Protection CT - Choosing a CT based on your Max Fault Current

[CorenJ]

Good Afternoon,

I need help in determining whether the CT we have meets the fault requirements.
The CT is a 1000:5 5P20 30VA Protection CT - I have a saturation curve with a knee point at 140V. Rct (Secondary Winding res.) = 0.245 @75C
The max fault I need to design for is 32 kA.
I understand that the correct CT will need to operate at 32kA without saturating i.e. before the knee point.

How can I determine this ?
I appreciate all the help.
Thanks Again
Coren

 

[scottf]

To figure this out, you also need to know the burden of the relay and round-trip leads (Rb).

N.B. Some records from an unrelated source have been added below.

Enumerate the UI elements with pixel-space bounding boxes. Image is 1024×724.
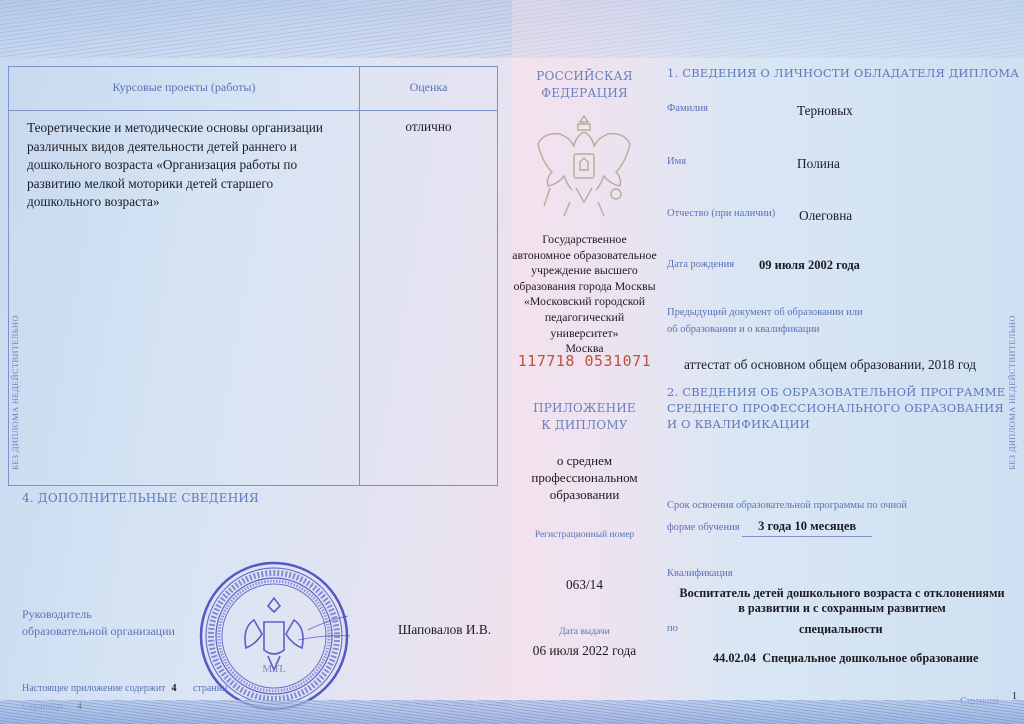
section2-line: И О КВАЛИФИКАЦИИ (667, 416, 1005, 432)
qualification-line1: Воспитатель детей дошкольного возраста с… (667, 586, 1017, 601)
svg-text:М.П.: М.П. (262, 663, 285, 675)
patronymic-label: Отчество (при наличии) (667, 208, 775, 219)
duration: 3 года 10 месяцев (742, 516, 872, 537)
course-projects-table: Курсовые проекты (работы) Оценка Теорети… (8, 66, 498, 486)
prev-document: аттестат об основном общем образовании, … (684, 357, 976, 373)
given-name: Полина (797, 156, 840, 172)
country-line1: РОССИЙСКАЯ (512, 68, 657, 85)
section2-line: СРЕДНЕГО ПРОФЕССИОНАЛЬНОГО ОБРАЗОВАНИЯ (667, 400, 1005, 416)
prev-doc-label-line1: Предыдущий документ об образовании или (667, 304, 863, 321)
pages-count-value: 4 (171, 683, 176, 694)
head-label-line1: Руководитель (22, 606, 175, 623)
side-note-right: БЕЗ ДИПЛОМА НЕДЕЙСТВИТЕЛЬНО (1007, 315, 1017, 470)
reg-number: 063/14 (512, 577, 657, 593)
pages-count: Настоящее приложение содержит4 страниц (22, 683, 227, 694)
organization-name: Государственное автономное образовательн… (512, 232, 657, 357)
level-line: профессиональном (512, 469, 657, 486)
surname-label: Фамилия (667, 103, 708, 114)
org-line: «Московский городской (512, 294, 657, 310)
qualification-label: Квалификация (667, 568, 733, 579)
course-project-title: Теоретические и методические основы орга… (27, 119, 347, 212)
guilloche-bottom (512, 700, 1024, 724)
org-line: Государственное (512, 232, 657, 248)
org-line: университет» (512, 326, 657, 342)
patronymic: Олеговна (799, 208, 852, 224)
prev-document-label: Предыдущий документ об образовании или о… (667, 304, 863, 338)
issue-date: 06 июля 2022 года (512, 643, 657, 659)
birthdate: 09 июля 2002 года (759, 258, 860, 273)
serial-number: 117718 0531071 (512, 352, 657, 370)
prev-doc-label-line2: об образовании и о квалификации (667, 321, 863, 338)
duration-label-line1: Срок освоения образовательной программы … (667, 496, 907, 516)
section2-line: 2. СВЕДЕНИЯ ОБ ОБРАЗОВАТЕЛЬНОЙ ПРОГРАММЕ (667, 384, 1005, 400)
duration-label: Срок освоения образовательной программы … (667, 496, 907, 538)
country-title: РОССИЙСКАЯ ФЕДЕРАЦИЯ (512, 68, 657, 102)
pages-count-suffix: страниц (193, 683, 227, 694)
section2-title: 2. СВЕДЕНИЯ ОБ ОБРАЗОВАТЕЛЬНОЙ ПРОГРАММЕ… (667, 384, 1005, 432)
education-level: о среднем профессиональном образовании (512, 452, 657, 503)
specialty-word: специальности (799, 622, 883, 637)
level-line: образовании (512, 486, 657, 503)
duration-label-line2: форме обучения (667, 522, 740, 533)
qualification: Воспитатель детей дошкольного возраста с… (667, 586, 1017, 616)
section1-title: 1. СВЕДЕНИЯ О ЛИЧНОСТИ ОБЛАДАТЕЛЯ ДИПЛОМ… (667, 66, 1019, 80)
specialty: 44.02.04 Специальное дошкольное образова… (713, 651, 978, 666)
left-page: БЕЗ ДИПЛОМА НЕДЕЙСТВИТЕЛЬНО Курсовые про… (0, 0, 512, 724)
guilloche-bottom (0, 700, 512, 724)
header-course-projects: Курсовые проекты (работы) (9, 80, 359, 95)
by-label: по (667, 623, 678, 634)
org-line: педагогический (512, 310, 657, 326)
head-label-line2: образовательной организации (22, 623, 175, 640)
country-line2: ФЕДЕРАЦИЯ (512, 85, 657, 102)
reg-number-label: Регистрационный номер (512, 530, 657, 540)
guilloche-top (0, 0, 512, 58)
surname: Терновых (797, 103, 853, 119)
head-of-organization-label: Руководитель образовательной организации (22, 606, 175, 640)
org-line: автономное образовательное (512, 248, 657, 264)
qualification-line2: в развитии и с сохранным развитием (667, 601, 1017, 616)
section4-title: 4. ДОПОЛНИТЕЛЬНЫЕ СВЕДЕНИЯ (22, 491, 259, 505)
issue-date-label: Дата выдачи (512, 627, 657, 637)
right-page: РОССИЙСКАЯ ФЕДЕРАЦИЯ Государственное авт… (512, 0, 1024, 724)
head-of-organization-name: Шаповалов И.В. (398, 622, 491, 638)
name-label: Имя (667, 156, 686, 167)
appendix-line1: ПРИЛОЖЕНИЕ (512, 400, 657, 417)
pages-count-label: Настоящее приложение содержит (22, 683, 165, 694)
course-project-grade: отлично (360, 119, 497, 135)
appendix-title: ПРИЛОЖЕНИЕ К ДИПЛОМУ (512, 400, 657, 434)
level-line: о среднем (512, 452, 657, 469)
guilloche-top (512, 0, 1024, 58)
org-line: образования города Москвы (512, 279, 657, 295)
header-grade: Оценка (360, 80, 497, 95)
appendix-line2: К ДИПЛОМУ (512, 417, 657, 434)
coat-of-arms-icon (534, 112, 634, 222)
org-line: учреждение высшего (512, 263, 657, 279)
birthdate-label: Дата рождения (667, 259, 734, 270)
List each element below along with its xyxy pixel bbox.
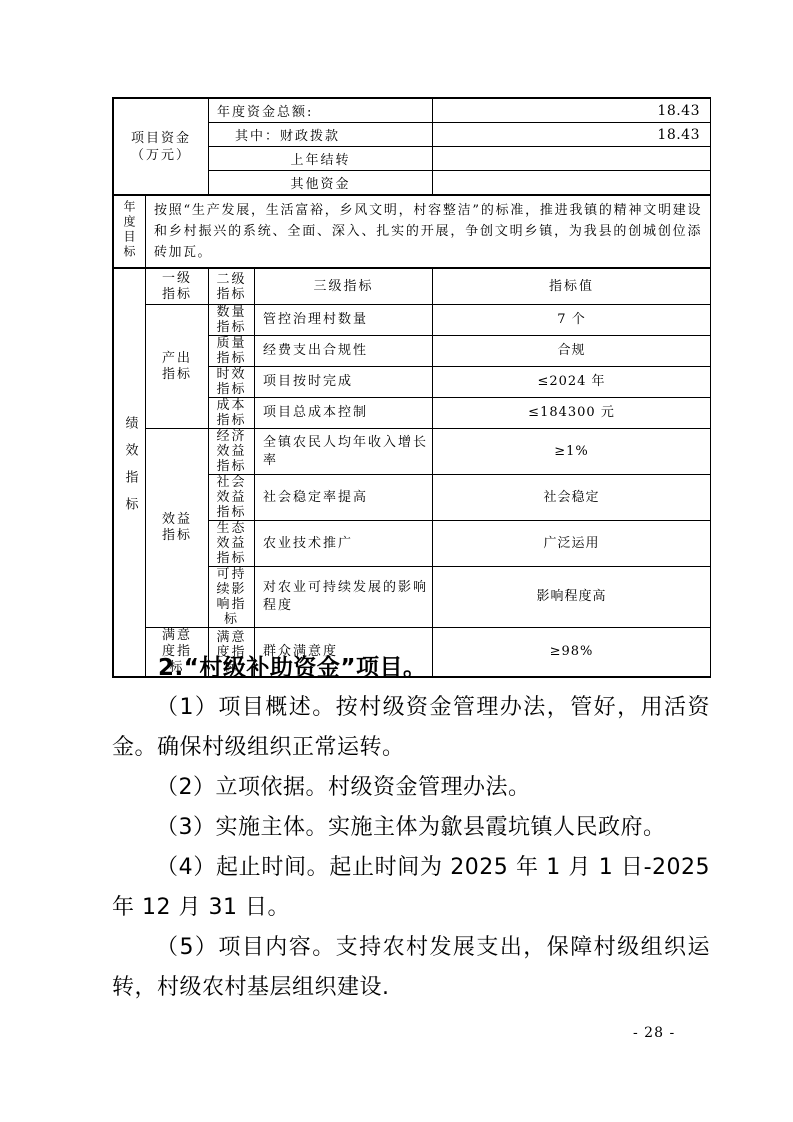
value-cell: 广泛运用 xyxy=(433,521,711,567)
level3-cell: 社会稳定率提高 xyxy=(255,475,433,521)
level2-cell: 经济效益指标 xyxy=(209,429,255,475)
level2-cell: 可持续影响指标 xyxy=(209,567,255,628)
annual-goal-row: 年度目标 按照“生产发展，生活富裕，乡风文明，村容整洁”的标准，推进我镇的精神文… xyxy=(113,195,711,268)
header-level3: 三级指标 xyxy=(255,269,433,305)
level2-cell: 生态效益指标 xyxy=(209,521,255,567)
funding-table: 项目资金 （万元） 年度资金总额: 18.43 其中：财政拨款 18.43 上年… xyxy=(113,98,711,195)
funding-row-value: 18.43 xyxy=(433,99,711,123)
value-cell: ≤2024 年 xyxy=(433,367,711,398)
indicator-side-label-cell: 绩效指标 xyxy=(114,269,146,677)
indicator-side-label: 绩效指标 xyxy=(122,416,138,524)
level3-cell: 项目按时完成 xyxy=(255,367,433,398)
level3-cell: 项目总成本控制 xyxy=(255,398,433,429)
annual-goal-text: 按照“生产发展，生活富裕，乡风文明，村容整洁”的标准，推进我镇的精神文明建设和乡… xyxy=(146,196,711,268)
header-value: 指标值 xyxy=(433,269,711,305)
value-cell: ≥1% xyxy=(433,429,711,475)
level2-cell: 社会效益指标 xyxy=(209,475,255,521)
level3-cell: 全镇农民人均年收入增长率 xyxy=(255,429,433,475)
level2-cell: 质量指标 xyxy=(209,336,255,367)
paragraph-implementer: （3）实施主体。实施主体为歙县霞坑镇人民政府。 xyxy=(112,808,710,848)
value-cell: 影响程度高 xyxy=(433,567,711,628)
annual-goal-label-cell: 年度目标 xyxy=(114,196,146,268)
paragraph-overview: （1）项目概述。按村级资金管理办法，管好，用活资金。确保村级组织正常运转。 xyxy=(112,688,710,768)
funding-row-label: 其中：财政拨款 xyxy=(209,123,433,147)
level1-cell-output: 产出指标 xyxy=(146,305,209,429)
body-section: 2.“村级补助资金”项目。 （1）项目概述。按村级资金管理办法，管好，用活资金。… xyxy=(112,648,710,1008)
level2-cell: 成本指标 xyxy=(209,398,255,429)
performance-table: 项目资金 （万元） 年度资金总额: 18.43 其中：财政拨款 18.43 上年… xyxy=(112,97,711,678)
funding-row-label: 上年结转 xyxy=(209,147,433,171)
funding-row-label: 其他资金 xyxy=(209,171,433,195)
level2-cell: 数量指标 xyxy=(209,305,255,336)
paragraph-basis: （2）立项依据。村级资金管理办法。 xyxy=(112,768,710,808)
value-cell: 合规 xyxy=(433,336,711,367)
level3-cell: 经费支出合规性 xyxy=(255,336,433,367)
funding-row-label: 年度资金总额: xyxy=(209,99,433,123)
funding-row-value xyxy=(433,147,711,171)
header-level1: 一级指标 xyxy=(146,269,209,305)
header-level2: 二级指标 xyxy=(209,269,255,305)
level3-cell: 管控治理村数量 xyxy=(255,305,433,336)
annual-goal-label: 年度目标 xyxy=(121,200,138,260)
value-cell: 社会稳定 xyxy=(433,475,711,521)
paragraph-content: （5）项目内容。支持农村发展支出，保障村级组织运转，村级农村基层组织建设. xyxy=(112,928,710,1008)
value-cell: 7 个 xyxy=(433,305,711,336)
level3-cell: 农业技术推广 xyxy=(255,521,433,567)
indicator-table: 绩效指标 一级指标 二级指标 三级指标 指标值 产出指标 数量指标 管控治理村数… xyxy=(113,268,711,677)
level1-cell-benefit: 效益指标 xyxy=(146,429,209,628)
paragraph-duration: （4）起止时间。起止时间为 2025 年 1 月 1 日-2025 年 12 月… xyxy=(112,848,710,928)
level3-cell: 对农业可持续发展的影响程度 xyxy=(255,567,433,628)
document-page: 项目资金 （万元） 年度资金总额: 18.43 其中：财政拨款 18.43 上年… xyxy=(0,0,793,1122)
funding-row-value xyxy=(433,171,711,195)
level2-cell: 时效指标 xyxy=(209,367,255,398)
funding-title-cell: 项目资金 （万元） xyxy=(114,99,209,195)
value-cell: ≤184300 元 xyxy=(433,398,711,429)
funding-row-value: 18.43 xyxy=(433,123,711,147)
section-heading: 2.“村级补助资金”项目。 xyxy=(112,648,710,688)
page-number: - 28 - xyxy=(633,1025,675,1041)
funding-title-line1: 项目资金 xyxy=(114,130,208,147)
funding-title-line2: （万元） xyxy=(114,147,208,164)
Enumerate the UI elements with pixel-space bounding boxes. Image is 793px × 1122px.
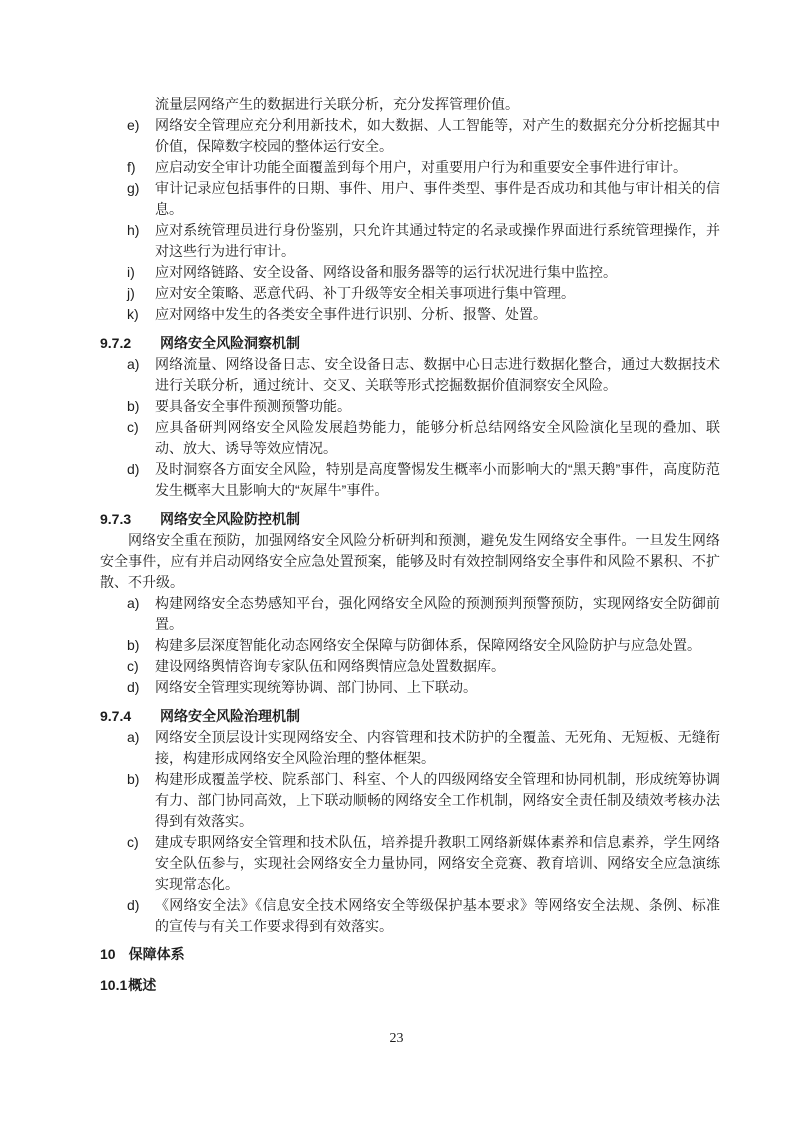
block-text: 保障体系 — [129, 944, 720, 965]
block-text: 网络安全管理实现统筹协调、部门协同、上下联动。 — [155, 677, 720, 698]
block-text: 应对安全策略、恶意代码、补丁升级等安全相关事项进行集中管理。 — [155, 283, 720, 304]
list-item: c)建成专职网络安全管理和技术队伍，培养提升教职工网络新媒体素养和信息素养，学生… — [100, 832, 720, 895]
block-text: 应对系统管理员进行身份鉴别，只允许其通过特定的名录或操作界面进行系统管理操作，并… — [155, 220, 720, 262]
block-label: d) — [127, 895, 155, 916]
block-label: j) — [127, 283, 155, 304]
heading: 9.7.2网络安全风险洞察机制 — [100, 333, 720, 354]
block-text: 建成专职网络安全管理和技术队伍，培养提升教职工网络新媒体素养和信息素养，学生网络… — [155, 832, 720, 895]
block-text: 网络安全风险防控机制 — [160, 509, 720, 530]
block-label: c) — [127, 832, 155, 853]
block-text: 网络流量、网络设备日志、安全设备日志、数据中心日志进行数据化整合，通过大数据技术… — [155, 354, 720, 396]
block-label: c) — [127, 656, 155, 677]
list-item: g)审计记录应包括事件的日期、事件、用户、事件类型、事件是否成功和其他与审计相关… — [100, 178, 720, 220]
block-text: 网络安全重在预防，加强网络安全风险分析研判和预测，避免发生网络安全事件。一旦发生… — [100, 530, 720, 593]
list-item: e)网络安全管理应充分利用新技术，如大数据、人工智能等，对产生的数据充分分析挖掘… — [100, 115, 720, 157]
block-label: a) — [127, 354, 155, 375]
list-item: c)建设网络舆情咨询专家队伍和网络舆情应急处置数据库。 — [100, 656, 720, 677]
list-item: i)应对网络链路、安全设备、网络设备和服务器等的运行状况进行集中监控。 — [100, 262, 720, 283]
block-text: 应对网络链路、安全设备、网络设备和服务器等的运行状况进行集中监控。 — [155, 262, 720, 283]
block-label: a) — [127, 593, 155, 614]
block-label: 10.1 — [100, 975, 127, 996]
page-number: 23 — [0, 1028, 793, 1049]
block-text: 构建形成覆盖学校、院系部门、科室、个人的四级网络安全管理和协同机制，形成统筹协调… — [155, 769, 720, 832]
block-text: 流量层网络产生的数据进行关联分析，充分发挥管理价值。 — [100, 94, 720, 115]
block-text: 网络安全管理应充分利用新技术，如大数据、人工智能等，对产生的数据充分分析挖掘其中… — [155, 115, 720, 157]
block-label: h) — [127, 220, 155, 241]
list-item: h)应对系统管理员进行身份鉴别，只允许其通过特定的名录或操作界面进行系统管理操作… — [100, 220, 720, 262]
continuation: 流量层网络产生的数据进行关联分析，充分发挥管理价值。 — [100, 94, 720, 115]
block-text: 应对网络中发生的各类安全事件进行识别、分析、报警、处置。 — [155, 304, 720, 325]
block-text: 构建多层深度智能化动态网络安全保障与防御体系，保障网络安全风险防护与应急处置。 — [155, 635, 720, 656]
block-label: g) — [127, 178, 155, 199]
block-label: f) — [127, 157, 155, 178]
block-text: 网络安全顶层设计实现网络安全、内容管理和技术防护的全覆盖、无死角、无短板、无缝衔… — [155, 727, 720, 769]
block-label: k) — [127, 304, 155, 325]
block-text: 要具备安全事件预测预警功能。 — [155, 396, 720, 417]
block-label: 9.7.3 — [100, 509, 160, 530]
list-item: d)《网络安全法》《信息安全技术网络安全等级保护基本要求》等网络安全法规、条例、… — [100, 895, 720, 937]
document-body: 流量层网络产生的数据进行关联分析，充分发挥管理价值。e)网络安全管理应充分利用新… — [100, 94, 720, 996]
block-text: 审计记录应包括事件的日期、事件、用户、事件类型、事件是否成功和其他与审计相关的信… — [155, 178, 720, 220]
block-text: 网络安全风险治理机制 — [160, 706, 720, 727]
block-text: 建设网络舆情咨询专家队伍和网络舆情应急处置数据库。 — [155, 656, 720, 677]
list-item: d)及时洞察各方面安全风险，特别是高度警惕发生概率小而影响大的“黑天鹅”事件，高… — [100, 459, 720, 501]
block-text: 应具备研判网络安全风险发展趋势能力，能够分析总结网络安全风险演化呈现的叠加、联动… — [155, 417, 720, 459]
block-label: i) — [127, 262, 155, 283]
block-text: 应启动安全审计功能全面覆盖到每个用户，对重要用户行为和重要安全事件进行审计。 — [155, 157, 720, 178]
block-label: b) — [127, 635, 155, 656]
list-item: j)应对安全策略、恶意代码、补丁升级等安全相关事项进行集中管理。 — [100, 283, 720, 304]
paragraph: 网络安全重在预防，加强网络安全风险分析研判和预测，避免发生网络安全事件。一旦发生… — [100, 530, 720, 593]
block-label: b) — [127, 769, 155, 790]
block-label: 10 — [100, 944, 116, 965]
block-label: e) — [127, 115, 155, 136]
block-text: 网络安全风险洞察机制 — [160, 333, 720, 354]
block-label: 9.7.4 — [100, 706, 160, 727]
heading: 9.7.3网络安全风险防控机制 — [100, 509, 720, 530]
block-label: c) — [127, 417, 155, 438]
block-label: b) — [127, 396, 155, 417]
list-item: c)应具备研判网络安全风险发展趋势能力，能够分析总结网络安全风险演化呈现的叠加、… — [100, 417, 720, 459]
block-label: d) — [127, 459, 155, 480]
block-label: a) — [127, 727, 155, 748]
block-label: 9.7.2 — [100, 333, 160, 354]
block-text: 及时洞察各方面安全风险，特别是高度警惕发生概率小而影响大的“黑天鹅”事件，高度防… — [155, 459, 720, 501]
list-item: b)构建多层深度智能化动态网络安全保障与防御体系，保障网络安全风险防护与应急处置… — [100, 635, 720, 656]
list-item: b)要具备安全事件预测预警功能。 — [100, 396, 720, 417]
sub-heading: 10.1概述 — [100, 975, 720, 996]
list-item: a)网络安全顶层设计实现网络安全、内容管理和技术防护的全覆盖、无死角、无短板、无… — [100, 727, 720, 769]
block-label: d) — [127, 677, 155, 698]
list-item: a)网络流量、网络设备日志、安全设备日志、数据中心日志进行数据化整合，通过大数据… — [100, 354, 720, 396]
heading: 9.7.4网络安全风险治理机制 — [100, 706, 720, 727]
chapter-heading: 10保障体系 — [100, 944, 720, 965]
block-text: 构建网络安全态势感知平台，强化网络安全风险的预测预判预警预防，实现网络安全防御前… — [155, 593, 720, 635]
block-text: 概述 — [128, 975, 720, 996]
list-item: a)构建网络安全态势感知平台，强化网络安全风险的预测预判预警预防，实现网络安全防… — [100, 593, 720, 635]
block-text: 《网络安全法》《信息安全技术网络安全等级保护基本要求》等网络安全法规、条例、标准… — [155, 895, 720, 937]
list-item: b)构建形成覆盖学校、院系部门、科室、个人的四级网络安全管理和协同机制，形成统筹… — [100, 769, 720, 832]
list-item: k)应对网络中发生的各类安全事件进行识别、分析、报警、处置。 — [100, 304, 720, 325]
list-item: f)应启动安全审计功能全面覆盖到每个用户，对重要用户行为和重要安全事件进行审计。 — [100, 157, 720, 178]
list-item: d)网络安全管理实现统筹协调、部门协同、上下联动。 — [100, 677, 720, 698]
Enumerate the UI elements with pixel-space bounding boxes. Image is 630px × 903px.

Vsec = 32 x 5A x (Rct + Rb) < 140V

Works out to being ok if Rb < 0.63 ohms.

 

[CorenJ]

Thank you very much for the info Scott - just a quick question for you:

If the knee point is measured @140V with I=0.124A giving the measured CT burden at 17.36VA.
As the CT is rated at a 30VA burden - is it safe to estimate that the CT can handle a current 34.56 times the Primary (20 * 30/17.36 = 34.56) =~34kA prior to saturation ?

Unfortunately at this time I dont yet know Rb - would the above derive a good estimate/indication ?

Thanks Again
Coren

 

[scottf]

It all boils down to what you call "saturation".

The rating of 5P20 - 30 VA means that the error won't exceed 5% at 20 time over-current when loaded at 30 VA.

20 x 5A = 100A
5% of 100A is 5A, which means excitation current can't exceed 5A up to a secondary voltage of (30/(5^2)) * 100A = 120 V

The CT was measured with an Iexc=0.124A at 140V, so it meets the class by a good margin.

With all that said, you still need to know your Rb to confirm what over-current the CT can handle without saturation. There really isn't any other way to do it correctly. You can certainly approximate it for a good estimate. You need the lead wire size, the round-trip lead length, and the relay input impedance. If it's a modern electronic relay, then it can really be ignored, since the leads will dominate the burden calculation.